Wrong! Fortunately you’re not experiencing any pain or discomfort, but this doesn’t mean you’re out of the woods. The most dangerous thing about STIs is that they’re often symptomless and don’t show themselves at all. They’re a sort of silent epidemic that’s sweeping the globe right now as many people are not even aware they’re infected and are spreading them unknowingly. The answer to this? Regular STI testing. This is the only way to detect all STIs and you should get tested each time you have unprotected sex.
If you are showing symptoms this should prompt you to visit your GP or sexual health clinic to get a proper diagnosis. Symptoms can vary between different types of STIs, however, generally if you’re experiencing any of the following symptoms you may have an STI.
- Unusual discharge from the vagina, penis, or anus
- Pain when peeing
- Unusual vaginal bleeding
- A rash
- Itchy genitals or anus
- Lumps or skin growths around the genitals or anus
- Blisters and sores around the genitals or anus
What should you do when you’re diagnosed with an STI?
The good thing is you’ve been tested and diagnosed, what you do from here will help stop the spread of your infection and help your infection to clear. When you’re diagnosed you’ll be prescribed the most appropriate medication for that particular STI, whether that’s antibiotics for chlamydia, or creams such as Wartec to treat genital warts. IMeds UK can provide many of the common STI treatments, so if you’re too embarrassed to get your medication face to face, you can get it online in the comfort of your own home through iMeds UK.
When you have a diagnosis it’s important to inform any sexual partners so that they can get tested and treated if necessary. This also helps minimise the spread to other people and plays a part in reducing these rising figures.

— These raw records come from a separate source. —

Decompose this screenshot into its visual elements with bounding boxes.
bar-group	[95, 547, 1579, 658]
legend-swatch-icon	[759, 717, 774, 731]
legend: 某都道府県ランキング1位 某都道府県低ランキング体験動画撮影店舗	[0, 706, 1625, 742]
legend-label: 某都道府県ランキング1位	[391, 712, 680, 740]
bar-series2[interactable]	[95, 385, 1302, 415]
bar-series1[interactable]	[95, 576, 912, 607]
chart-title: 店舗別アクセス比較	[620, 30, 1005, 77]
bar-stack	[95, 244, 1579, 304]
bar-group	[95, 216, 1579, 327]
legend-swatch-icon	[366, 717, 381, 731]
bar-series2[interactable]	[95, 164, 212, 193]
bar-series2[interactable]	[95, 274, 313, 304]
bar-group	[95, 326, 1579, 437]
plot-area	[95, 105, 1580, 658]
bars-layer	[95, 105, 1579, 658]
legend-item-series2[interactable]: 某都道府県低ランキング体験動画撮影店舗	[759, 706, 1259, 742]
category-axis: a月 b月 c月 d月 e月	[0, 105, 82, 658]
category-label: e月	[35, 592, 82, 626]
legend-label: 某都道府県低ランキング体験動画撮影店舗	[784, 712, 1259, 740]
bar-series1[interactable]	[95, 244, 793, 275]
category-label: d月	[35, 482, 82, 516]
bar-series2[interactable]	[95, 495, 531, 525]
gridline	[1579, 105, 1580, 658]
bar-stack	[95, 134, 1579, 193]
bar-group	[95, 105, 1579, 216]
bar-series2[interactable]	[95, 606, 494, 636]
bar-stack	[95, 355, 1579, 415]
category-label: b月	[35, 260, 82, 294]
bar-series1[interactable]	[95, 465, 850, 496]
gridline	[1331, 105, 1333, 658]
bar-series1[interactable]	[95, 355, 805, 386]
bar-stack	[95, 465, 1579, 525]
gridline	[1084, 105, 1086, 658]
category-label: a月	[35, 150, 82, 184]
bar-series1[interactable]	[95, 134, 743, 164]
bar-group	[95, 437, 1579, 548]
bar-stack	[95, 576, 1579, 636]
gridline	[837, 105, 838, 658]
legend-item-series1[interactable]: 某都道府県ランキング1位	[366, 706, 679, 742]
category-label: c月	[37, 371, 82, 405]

You should also avoid having sex until your infection has fully cleared, this will help your infection clear quicker and prevent any further infections. It also stops you from passing your STI onto someone else.
How to prevent contracting an STI
Fortunately, we have fantastic medicine available to cure sexually transmitted infections, but prevention is always better than cure particularly as resistance to antibiotics is becoming a public health crisis.
The most effective way of preventing catching an STI is by using a barrier method of protection during sex such as condoms. Condoms are 98% effective at protecting against STIs. Other things that are just as important include getting relevant vaccinations for certain types of STI such as hepatitis B, reducing your number of sexual partners, getting tested regularly, and avoid having sex under the influence of drink and drugs as this may make you less conscious of having protected sex.
Remember this isn’t to scare you off having sex, it’s about making sex safer and stopping the spread of STIs.